What is a data comic?
Data comics seek to answer questions such as how to engage and guide an audience and how to break down complexity. According to the University of Maryland, data comics utilizes storytelling, which is “where a sequence of events are conveyed using plot, locations, and characters.” It’s an effective way to communicate because of the “typically high degree of common ground shared between narrator and listeners,” according to the authors of the study.
Studies reflect the potential of data comics to reach a wide audience and suggest participants largely prefer data comics in terms of enjoyment, focus, and overall engagement. Comics improve understanding and recall of information and have been shown to be very effective at communicating information from news to science to reports. “Comics have the potential to make scientific subjects more accessible and engaging for a wider audience,” writes Matteo Farinella in the Journal of Science Communication.
With data comics, designers tell a story. Putting a lot of data in front of a person, which they are required to read and interpret, doesn’t necessarily communicate insights about the data itself. Unlike most infographics, the data comic is much more explicit. This novel method of storytelling uses sequential art constructed from data-driven visualization – generally in a narrative constructed from panels. Data such as numbers and dates are portrayed in a simple, easy-to-understand, often animated layout.
Paging through a chart or diagram about sales trends or workflow optimization is tedious and easy to misinterpret. However, a simple data comic highlighting the most necessary information saves time and aids understanding. Gramener has created visuals of President Trump tweets, highlighting his most used words, supply chain analytics, and grants administered by Bill and Melinda Gates formatted as a grid of their image with each box representing a grant that has been awarded.

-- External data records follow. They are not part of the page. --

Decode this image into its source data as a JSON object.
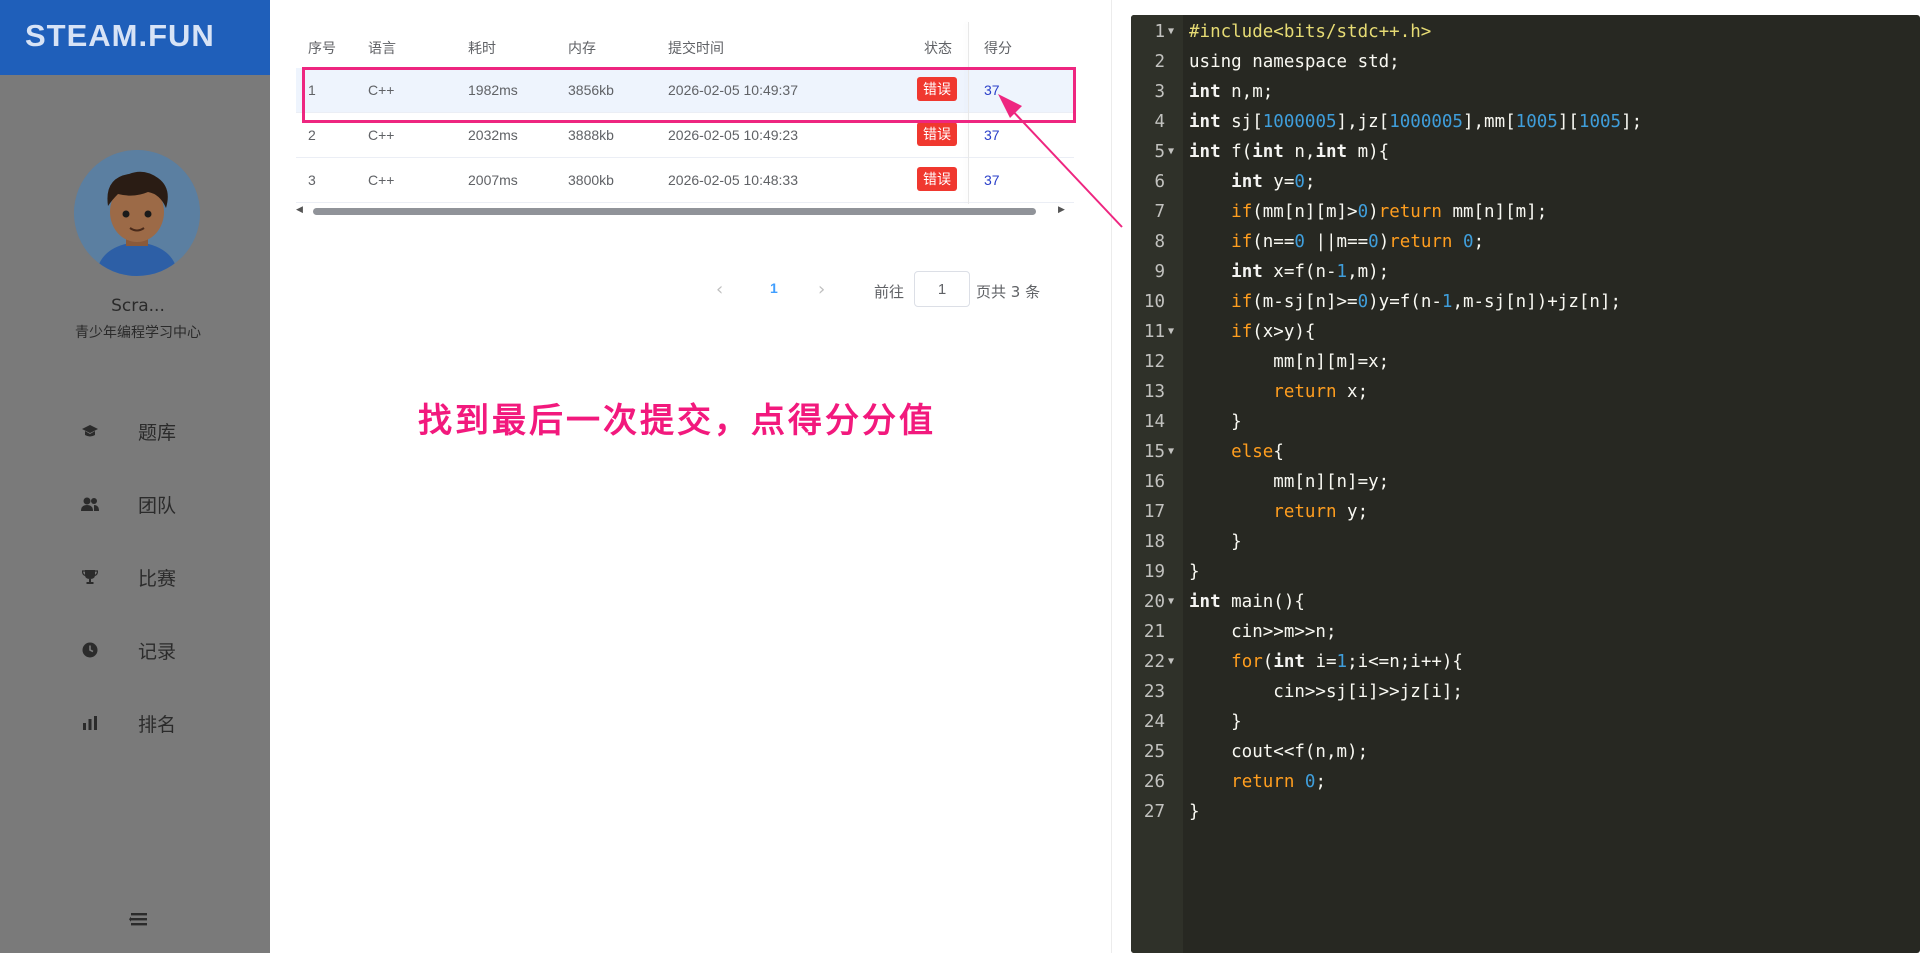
{
  "sidebar": {
    "logo": "STEAM.FUN",
    "user_name": "Scra...",
    "user_org": "青少年编程学习中心",
    "nav": [
      {
        "label": "题库",
        "icon": "question-bank-icon"
      },
      {
        "label": "团队",
        "icon": "team-icon"
      },
      {
        "label": "比赛",
        "icon": "trophy-icon"
      },
      {
        "label": "记录",
        "icon": "clock-icon"
      },
      {
        "label": "排名",
        "icon": "bar-chart-icon"
      }
    ],
    "collapse_icon": "menu-collapse-icon"
  },
  "table": {
    "headers": [
      "序号",
      "语言",
      "耗时",
      "内存",
      "提交时间",
      "状态",
      "得分"
    ],
    "rows": [
      {
        "index": "1",
        "lang": "C++",
        "time": "1982ms",
        "memory": "3856kb",
        "submitted": "2026-02-05 10:49:37",
        "status": "错误",
        "score": "37"
      },
      {
        "index": "2",
        "lang": "C++",
        "time": "2032ms",
        "memory": "3888kb",
        "submitted": "2026-02-05 10:49:23",
        "status": "错误",
        "score": "37"
      },
      {
        "index": "3",
        "lang": "C++",
        "time": "2007ms",
        "memory": "3800kb",
        "submitted": "2026-02-05 10:48:33",
        "status": "错误",
        "score": "37"
      }
    ]
  },
  "pagination": {
    "current": "1",
    "goto_label": "前往",
    "goto_value": "1",
    "total_label": "页共 3 条"
  },
  "annotation": {
    "text": "找到最后一次提交，点得分分值",
    "color": "#ee2680"
  },
  "editor": {
    "lines": [
      {
        "n": "1",
        "fold": true
      },
      {
        "n": "2",
        "fold": false
      },
      {
        "n": "3",
        "fold": false
      },
      {
        "n": "4",
        "fold": false
      },
      {
        "n": "5",
        "fold": true
      },
      {
        "n": "6",
        "fold": false
      },
      {
        "n": "7",
        "fold": false
      },
      {
        "n": "8",
        "fold": false
      },
      {
        "n": "9",
        "fold": false
      },
      {
        "n": "10",
        "fold": false
      },
      {
        "n": "11",
        "fold": true
      },
      {
        "n": "12",
        "fold": false
      },
      {
        "n": "13",
        "fold": false
      },
      {
        "n": "14",
        "fold": false
      },
      {
        "n": "15",
        "fold": true
      },
      {
        "n": "16",
        "fold": false
      },
      {
        "n": "17",
        "fold": false
      },
      {
        "n": "18",
        "fold": false
      },
      {
        "n": "19",
        "fold": false
      },
      {
        "n": "20",
        "fold": true
      },
      {
        "n": "21",
        "fold": false
      },
      {
        "n": "22",
        "fold": true
      },
      {
        "n": "23",
        "fold": false
      },
      {
        "n": "24",
        "fold": false
      },
      {
        "n": "25",
        "fold": false
      },
      {
        "n": "26",
        "fold": false
      },
      {
        "n": "27",
        "fold": false
      }
    ],
    "code": [
      "#include<bits/stdc++.h>",
      "using namespace std;",
      "int n,m;",
      "int sj[1000005],jz[1000005],mm[1005][1005];",
      "int f(int n,int m){",
      "    int y=0;",
      "    if(mm[n][m]>0)return mm[n][m];",
      "    if(n==0 ||m==0)return 0;",
      "    int x=f(n-1,m);",
      "    if(m-sj[n]>=0)y=f(n-1,m-sj[n])+jz[n];",
      "    if(x>y){",
      "        mm[n][m]=x;",
      "        return x;",
      "    }",
      "    else{",
      "        mm[n][n]=y;",
      "        return y;",
      "    }",
      "}",
      "int main(){",
      "    cin>>m>>n;",
      "    for(int i=1;i<=n;i++){",
      "        cin>>sj[i]>>jz[i];",
      "    }",
      "    cout<<f(n,m);",
      "    return 0;",
      "}"
    ]
  },
  "colors": {
    "logo_bar": "#1f5fba",
    "sidebar": "#7a7a7a",
    "status_error": "#f0382f",
    "score_link": "#2a3fc9",
    "instruction": "#f2197d",
    "editor_bg": "#272822",
    "keyword_control": "#ff9e1f",
    "number": "#3f9edb"
  }
}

In our highly visual world today, what we see is crucial to what we can understand. Gramener chief executive officer and Gramener cofounder Anand S. believes that visual storytelling has the power to influence decisions. “We want to club data with storytelling to help our clients make clear business decisions,” he says.
Comicgen, Make Your Own Comics
Comicgen is a Gramex “Make Your Own Comic” microservice to help non-programmers create data stories and is self-described as “an open source comic creator for folks who can’t draw.” It is the comic library that gives back. Gramex is a low-code data science platform designed by Gramener and is cost free and accessible for everyone, regardless of skill level, to learn how to create their own data comics step by step and even to compete with other designers.
Disclosure: This article mentions a client of an Espacio portfolio company.